Paying attention to globals can rescue you from costly denials
Follow the Rules for Separate E/M
The first rule for modifier -25, says Mary M. Moore, CPC, supervisor of patient accounts at Concord Urology in Concord, N.H., is to append it only to E/M services - as the code descriptor clearly says. How do you make sure you're meeting the other requirements for modifier -25?
Make sure the E/M service "stands alone." CMS specifies that all procedures have an E/M component. Private payers also assume that there's an inherent E/M visit built into the reimbursement for procedure codes, because most physicians do a certain amount of "visiting" with the patient before any procedure.
Be aware of the global period for Medicare patients. As a rule of thumb, many practices append modifier -25 to any separate and identifiable E/M service for procedures with a global period of 0-10 days, says Raelle Branin, CPC, professional fee analyst for the department of urology at Baylor College of Medicine in Houston.
Your urologist provides a consultation for a patient complaining of lower urinary tract symptoms. He performs a cystoscopy (52000) for hematuria. Modifier -25 (Significant, separately identifiable evaluation and management service by the same physician on the same day of the procedure or other service) can allow you to report the E/M code along with CPT 52000 - but do you have a legitimate case for using it? Read this expert advice to make sure.
To get paid using modifier -25, the E/M service needs to be completely separate and identifiable from the procedure, says Christy Shanley, CPC, billing manager for the department of urology at the University of California, Irvine. In the above example, the cystoscopy is performed the same day, making modifier -25 a requirement on the consultation code, Shanley says.
Extra: Modifier -25 is also used to indicate the decision for minor surgery, Moore says. For example, "if a patient presents to the office and is evaluated with an E/M code, and the doctor decides during that visit that the patient needs to have a catheter placed because he's in retention, that would be another time to use modifier -25," she says.

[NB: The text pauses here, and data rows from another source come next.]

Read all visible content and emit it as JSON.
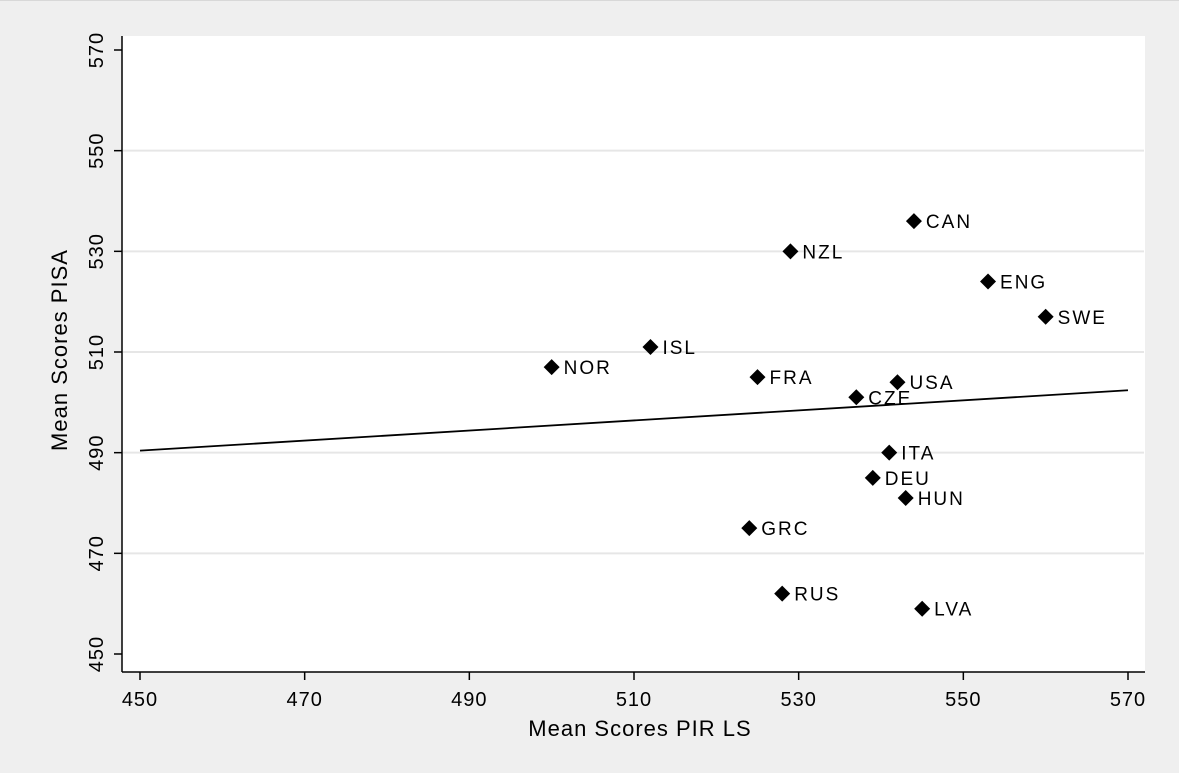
{
  "chart_data": {
    "type": "scatter",
    "xlabel": "Mean Scores PIR LS",
    "ylabel": "Mean Scores PISA",
    "xlim": [
      450,
      570
    ],
    "ylim": [
      450,
      570
    ],
    "xticks": [
      "450",
      "470",
      "490",
      "510",
      "530",
      "550",
      "570"
    ],
    "yticks": [
      "450",
      "470",
      "490",
      "510",
      "530",
      "550",
      "570"
    ],
    "grid": "horizontal",
    "legend": "none",
    "points": [
      {
        "label": "CAN",
        "x": 544,
        "y": 536
      },
      {
        "label": "NZL",
        "x": 529,
        "y": 530
      },
      {
        "label": "ENG",
        "x": 553,
        "y": 524
      },
      {
        "label": "SWE",
        "x": 560,
        "y": 517
      },
      {
        "label": "ISL",
        "x": 512,
        "y": 511
      },
      {
        "label": "NOR",
        "x": 500,
        "y": 507
      },
      {
        "label": "FRA",
        "x": 525,
        "y": 505
      },
      {
        "label": "USA",
        "x": 542,
        "y": 504
      },
      {
        "label": "CZE",
        "x": 537,
        "y": 501
      },
      {
        "label": "ITA",
        "x": 541,
        "y": 490
      },
      {
        "label": "DEU",
        "x": 539,
        "y": 485
      },
      {
        "label": "HUN",
        "x": 543,
        "y": 481
      },
      {
        "label": "GRC",
        "x": 524,
        "y": 475
      },
      {
        "label": "RUS",
        "x": 528,
        "y": 462
      },
      {
        "label": "LVA",
        "x": 545,
        "y": 459
      }
    ],
    "fit_line": {
      "x": [
        450,
        570
      ],
      "y": [
        490.4,
        502.4
      ]
    },
    "colors": {
      "marker": "#000000",
      "line": "#000000",
      "grid": "#e6e6e6",
      "background": "#efefef",
      "plot": "#ffffff"
    }
  }
}
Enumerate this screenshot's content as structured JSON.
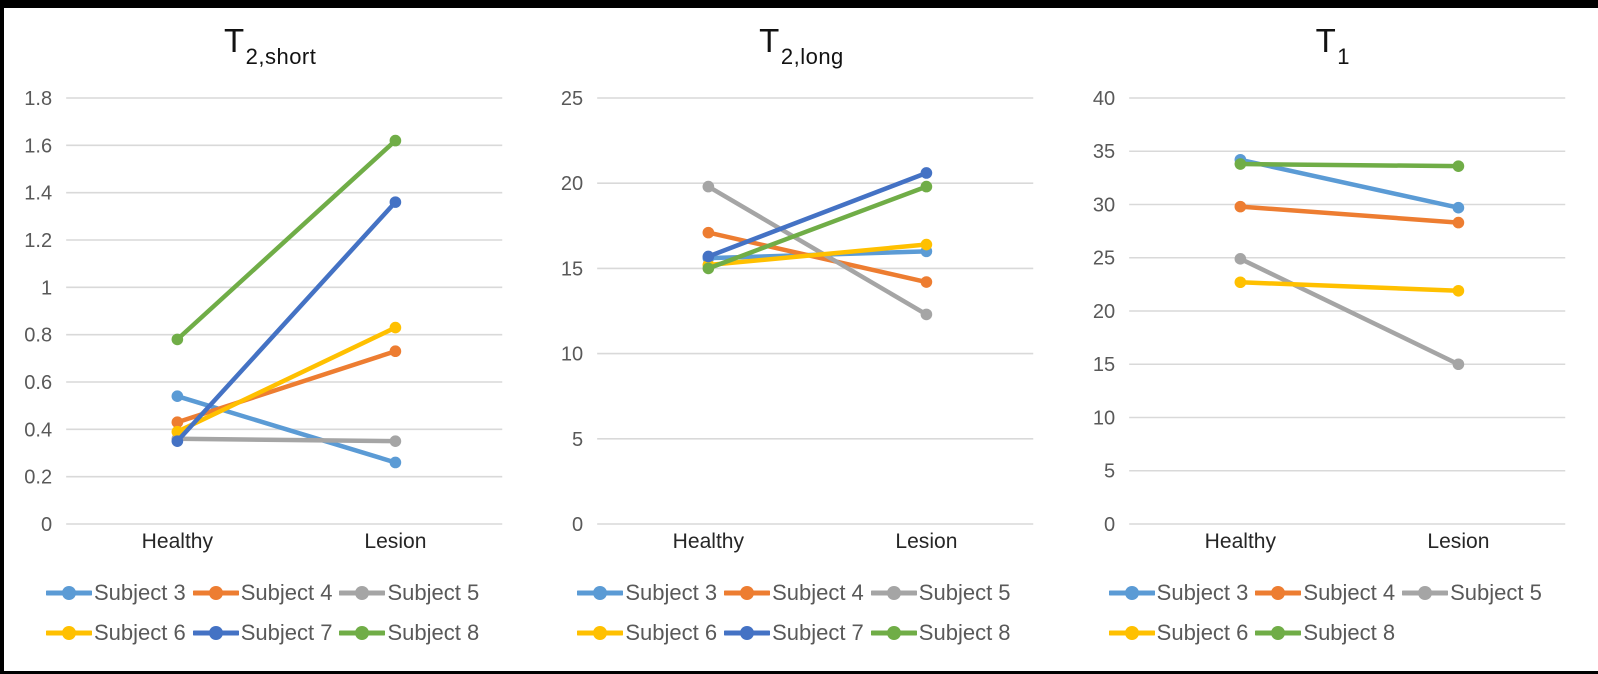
{
  "figure": {
    "background_color": "#FFFFFF",
    "border_color": "#000000",
    "gridline_color": "#D9D9D9",
    "tick_label_color": "#595959",
    "category_label_color": "#262626",
    "legend_text_color": "#595959"
  },
  "chart_data": [
    {
      "type": "line",
      "title_main": "T",
      "title_sub": "2,short",
      "categories": [
        "Healthy",
        "Lesion"
      ],
      "ylim": [
        0,
        1.8
      ],
      "ytick_step": 0.2,
      "yticks": [
        "0",
        "0.2",
        "0.4",
        "0.6",
        "0.8",
        "1",
        "1.2",
        "1.4",
        "1.6",
        "1.8"
      ],
      "grid": true,
      "legend_position": "bottom",
      "series": [
        {
          "name": "Subject 3",
          "color": "#5B9BD5",
          "values": [
            0.54,
            0.26
          ]
        },
        {
          "name": "Subject 4",
          "color": "#ED7D31",
          "values": [
            0.43,
            0.73
          ]
        },
        {
          "name": "Subject 5",
          "color": "#A5A5A5",
          "values": [
            0.36,
            0.35
          ]
        },
        {
          "name": "Subject 6",
          "color": "#FFC000",
          "values": [
            0.39,
            0.83
          ]
        },
        {
          "name": "Subject 7",
          "color": "#4472C4",
          "values": [
            0.35,
            1.36
          ]
        },
        {
          "name": "Subject 8",
          "color": "#70AD47",
          "values": [
            0.78,
            1.62
          ]
        }
      ]
    },
    {
      "type": "line",
      "title_main": "T",
      "title_sub": "2,long",
      "categories": [
        "Healthy",
        "Lesion"
      ],
      "ylim": [
        0,
        25
      ],
      "ytick_step": 5,
      "yticks": [
        "0",
        "5",
        "10",
        "15",
        "20",
        "25"
      ],
      "grid": true,
      "legend_position": "bottom",
      "series": [
        {
          "name": "Subject 3",
          "color": "#5B9BD5",
          "values": [
            15.6,
            16.0
          ]
        },
        {
          "name": "Subject 4",
          "color": "#ED7D31",
          "values": [
            17.1,
            14.2
          ]
        },
        {
          "name": "Subject 5",
          "color": "#A5A5A5",
          "values": [
            19.8,
            12.3
          ]
        },
        {
          "name": "Subject 6",
          "color": "#FFC000",
          "values": [
            15.2,
            16.4
          ]
        },
        {
          "name": "Subject 7",
          "color": "#4472C4",
          "values": [
            15.7,
            20.6
          ]
        },
        {
          "name": "Subject 8",
          "color": "#70AD47",
          "values": [
            15.0,
            19.8
          ]
        }
      ]
    },
    {
      "type": "line",
      "title_main": "T",
      "title_sub": "1",
      "categories": [
        "Healthy",
        "Lesion"
      ],
      "ylim": [
        0,
        40
      ],
      "ytick_step": 5,
      "yticks": [
        "0",
        "5",
        "10",
        "15",
        "20",
        "25",
        "30",
        "35",
        "40"
      ],
      "grid": true,
      "legend_position": "bottom",
      "series": [
        {
          "name": "Subject 3",
          "color": "#5B9BD5",
          "values": [
            34.2,
            29.7
          ]
        },
        {
          "name": "Subject 4",
          "color": "#ED7D31",
          "values": [
            29.8,
            28.3
          ]
        },
        {
          "name": "Subject 5",
          "color": "#A5A5A5",
          "values": [
            24.9,
            15.0
          ]
        },
        {
          "name": "Subject 6",
          "color": "#FFC000",
          "values": [
            22.7,
            21.9
          ]
        },
        {
          "name": "Subject 8",
          "color": "#70AD47",
          "values": [
            33.8,
            33.6
          ]
        }
      ]
    }
  ]
}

You don't necessarily need separate diagnoses. CPT Codes states that an E/M service may be prompted by a symptom or condition that also prompts the urologist to do a procedure. "Remember, you don't necessarily have to have different diagnoses for the E/M service and the procedure," says Michael A. Ferragamo, MD, FACS, clinical assistant professor of urology, State University of New York, Stony Brook, New York.
However: You should report separate diagnoses if you have them, Shanley says. "We try to have two separate diagnoses," she says, noting that Medicare and most private carriers prefer two.
For procedures with a global period of 90 days, append modifier -57 (Decision for surgery) to any separate and identifiable E/M service, Branin says. As always, local and regional carriers differ in their application of the Medicare guidelines, and urology practices should contact their local carrier for guidance.
If denials continue, contact your carrier. Every carrier is different, and not all of them follow the coding standards. Sometimes it's best to contact those carriers that keep denying you and find out how they want it billed. If a carrier ever tells you anything that is directly against an accepted CPT/ICD-9/HCPCS coding standard, then ask for it in writing.